The ratio of the number of genes present on each chromosome to the size of the chromosome was approximately the same for all chromosomes. Genes identified were mostly placed in regions lacking repeats (Figure 2).

Many genes were annotated with disease resistance function, which could be further investigated for enhancing avocado productivity. The cellular component analysis identified various genes associated with organelle and intracellular organelle trafficking between nucleus and organelles. RNAse H, a non-sequence specific endonuclease cleaving RNA of DNA/RNA hybrids, is found in most organisms [5]. The abundance of these domains in avocado points to a major role in viral defence in plants, and as a gene modifier and driver of evolution and genome diversity [37] in avocado.

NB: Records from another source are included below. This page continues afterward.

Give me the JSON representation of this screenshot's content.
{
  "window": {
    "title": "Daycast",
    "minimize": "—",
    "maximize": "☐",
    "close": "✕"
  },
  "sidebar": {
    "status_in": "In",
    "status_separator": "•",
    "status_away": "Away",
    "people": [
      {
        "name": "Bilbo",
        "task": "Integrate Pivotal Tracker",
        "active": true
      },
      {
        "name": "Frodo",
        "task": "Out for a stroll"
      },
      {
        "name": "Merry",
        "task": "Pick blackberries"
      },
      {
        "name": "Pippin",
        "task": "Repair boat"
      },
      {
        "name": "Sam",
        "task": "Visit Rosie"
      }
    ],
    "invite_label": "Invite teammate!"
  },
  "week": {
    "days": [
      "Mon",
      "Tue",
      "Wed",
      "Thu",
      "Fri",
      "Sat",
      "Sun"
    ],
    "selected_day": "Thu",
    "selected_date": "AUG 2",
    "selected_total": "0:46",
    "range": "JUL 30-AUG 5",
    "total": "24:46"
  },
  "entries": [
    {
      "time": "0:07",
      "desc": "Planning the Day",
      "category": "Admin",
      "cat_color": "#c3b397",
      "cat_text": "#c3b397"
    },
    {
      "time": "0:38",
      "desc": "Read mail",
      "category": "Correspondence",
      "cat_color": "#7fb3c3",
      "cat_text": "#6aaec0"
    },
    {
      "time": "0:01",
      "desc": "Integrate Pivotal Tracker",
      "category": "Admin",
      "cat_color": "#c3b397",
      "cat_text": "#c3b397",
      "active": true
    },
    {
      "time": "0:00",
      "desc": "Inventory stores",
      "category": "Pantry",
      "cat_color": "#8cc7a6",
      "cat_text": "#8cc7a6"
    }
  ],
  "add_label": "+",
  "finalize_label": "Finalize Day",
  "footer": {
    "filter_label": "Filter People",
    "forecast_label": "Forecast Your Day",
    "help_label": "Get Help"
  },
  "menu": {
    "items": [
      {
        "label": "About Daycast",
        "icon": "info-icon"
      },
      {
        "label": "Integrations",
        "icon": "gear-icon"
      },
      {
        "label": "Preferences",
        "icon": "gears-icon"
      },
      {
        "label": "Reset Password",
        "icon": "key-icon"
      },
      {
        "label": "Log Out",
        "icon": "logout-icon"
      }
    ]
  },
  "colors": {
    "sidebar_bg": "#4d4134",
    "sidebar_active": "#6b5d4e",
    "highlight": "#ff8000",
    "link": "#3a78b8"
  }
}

Primary metabolism in avocado is unique, involving 7-carbon sugars and sugar alcohols [15]. Additionally, avocado is rich in heptose. The presence of a sedoheptulose 1,7-bisphosphatase suggests the predominant pathway of heptose biosynthesis in avocado is via sedoheptuloase 1,7 bisphosphate rather than alternative routes that do not involve this intermediate. The high copy number of heptose sugar synthesis regulating genes in avocado could help explain the abundance of heptose in avocado and its absence in Cinnamomum. The HOGs analysed among avocado, Cinnamomum and tomato indicated the evolutionary retention, duplication, and in particular, gain of genes related to the 7-carbon sugar pathway. Avocado also has a fruit ripening mechanism involving cellulase. Endo-polygalacturonase acts as a glycosidase and hydrolase, and is involved in maceration and soft-rotting of plant tissue [29]. The abundance of endoglucanase genes observed supports avocado using cellulase for fruit ripening.

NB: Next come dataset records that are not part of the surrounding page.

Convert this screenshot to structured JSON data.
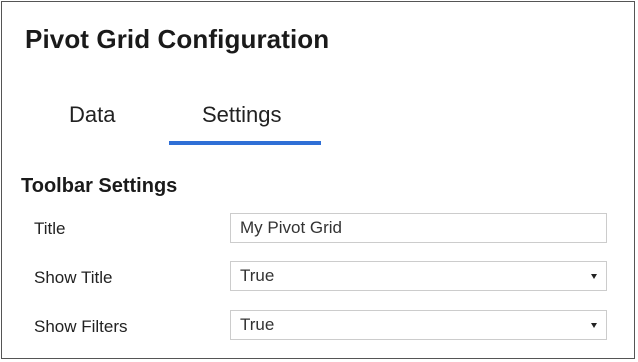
{
  "panel": {
    "title": "Pivot Grid Configuration"
  },
  "tabs": [
    {
      "label": "Data",
      "active": false
    },
    {
      "label": "Settings",
      "active": true
    }
  ],
  "accent_color": "#2f6fd6",
  "toolbar_settings": {
    "section_title": "Toolbar Settings",
    "title_field": {
      "label": "Title",
      "value": "My Pivot Grid"
    },
    "show_title": {
      "label": "Show Title",
      "value": "True"
    },
    "show_filters": {
      "label": "Show Filters",
      "value": "True"
    }
  },
  "icons": {
    "dropdown": "chevron-down-icon"
  }
}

The availability of a largely complete genome allows for the investigation of many other key pathways in avocado. Potassium content for some of the studied Lauraceae species is higher than in banana [8, 22]. Avocado when compared to Cinnamomum had a similar copy number of potassium metabolism-related genes, possibly reflecting similar potassium content. Investigations of the genes responsible for avocado’s unique lipid composition are also now feasible via genome mining in combination with gene expression analysis across genotypes and developmental stages. As a starting point to further exploration, we identified genes likely involved in the lipid metabolism pathway (Table S4).

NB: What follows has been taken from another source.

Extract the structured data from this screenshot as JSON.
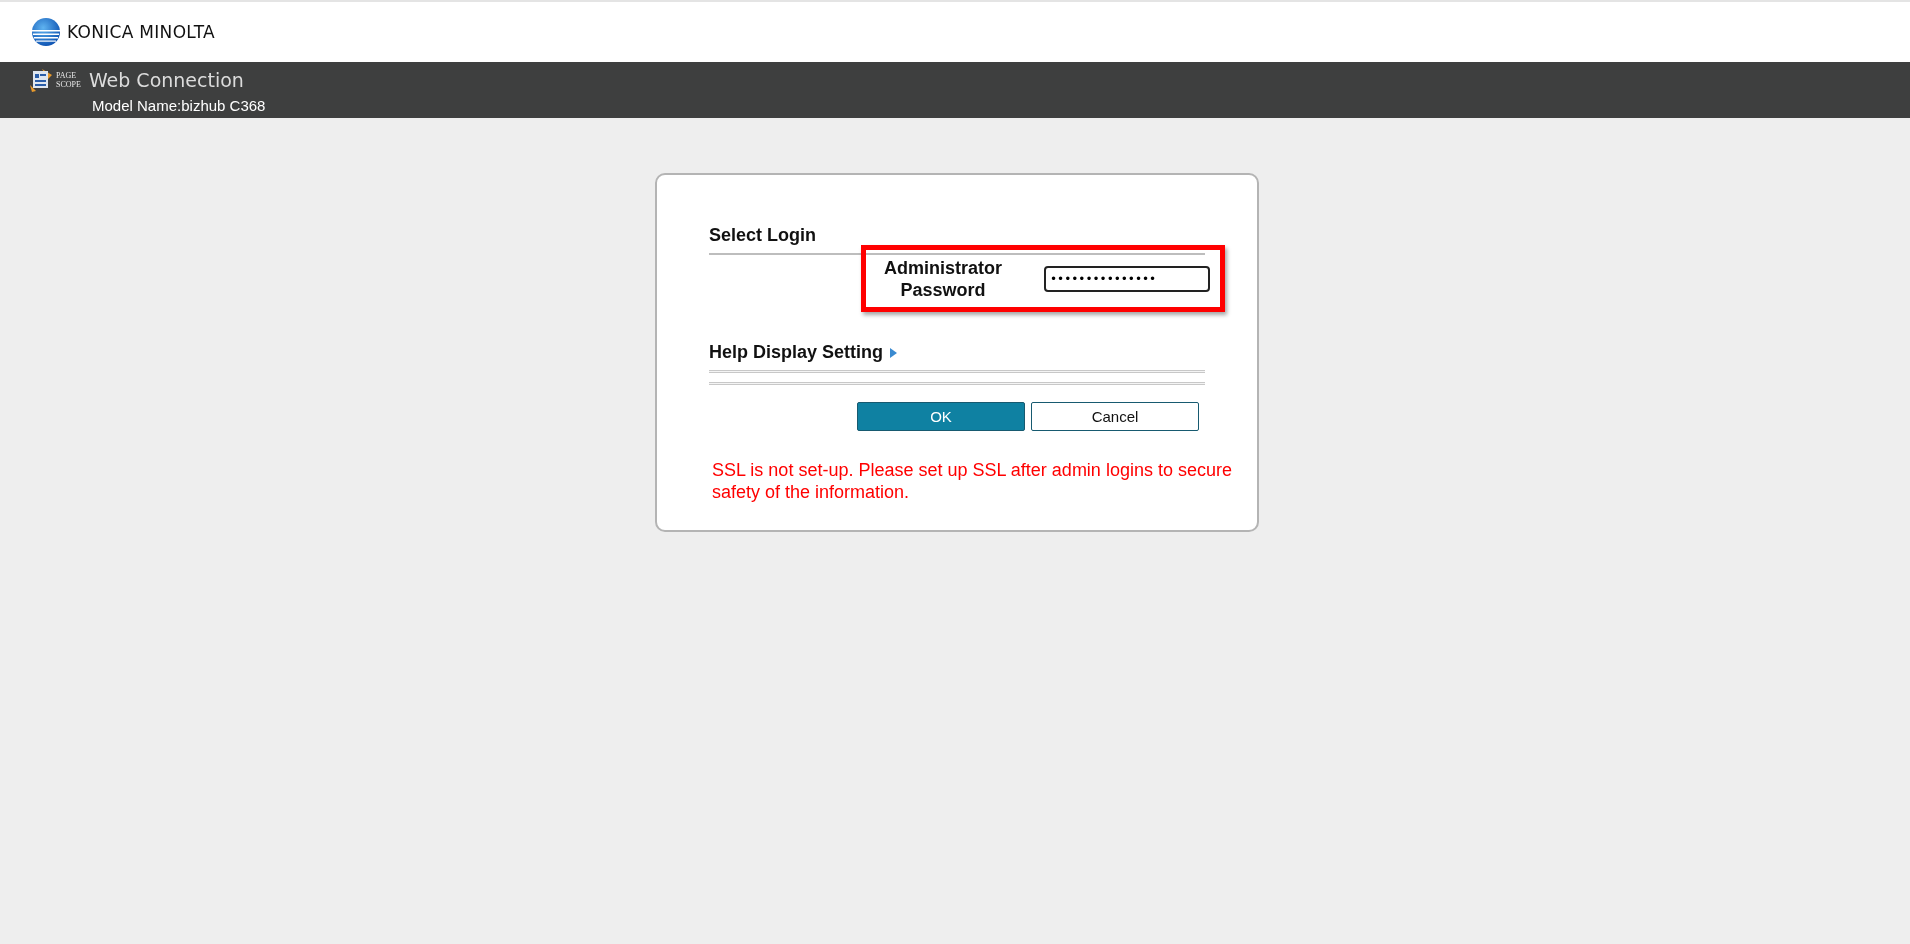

The proteomes from five angiosperm genomes were clustered to identify unique and shared genes with respect to avocado. Many unique genes specific to avocado and Lauraceae were identified. Mannose binding-related orthogroups were enriched specifically in avocado and tomato, and contained cellulase genes that might reflect the common ripening processes in these species.

This high-quality avocado genome provides a key resource to support avocado genetic improvement. The availability of other high quality genomes from the mangoliids for comparative analysis in future will complement and improve understanding of early angiosperm evolution.

Material and methods

Sample collection

A mixture of young and mature leaves were collected from a clone of the mother Hass avocado tree, aged 30, planted at Maroochy Research Facility, Nambour, Queensland. The collected leaves were snap-frozen in liquid nitrogen, followed by transport on dry ice and stored at −80°C until further processing. An aliquot of frozen leaves was finely ground in liquid nitrogen using a mortar and pestle and stored at −80°C before being further used for nucleic acid extraction.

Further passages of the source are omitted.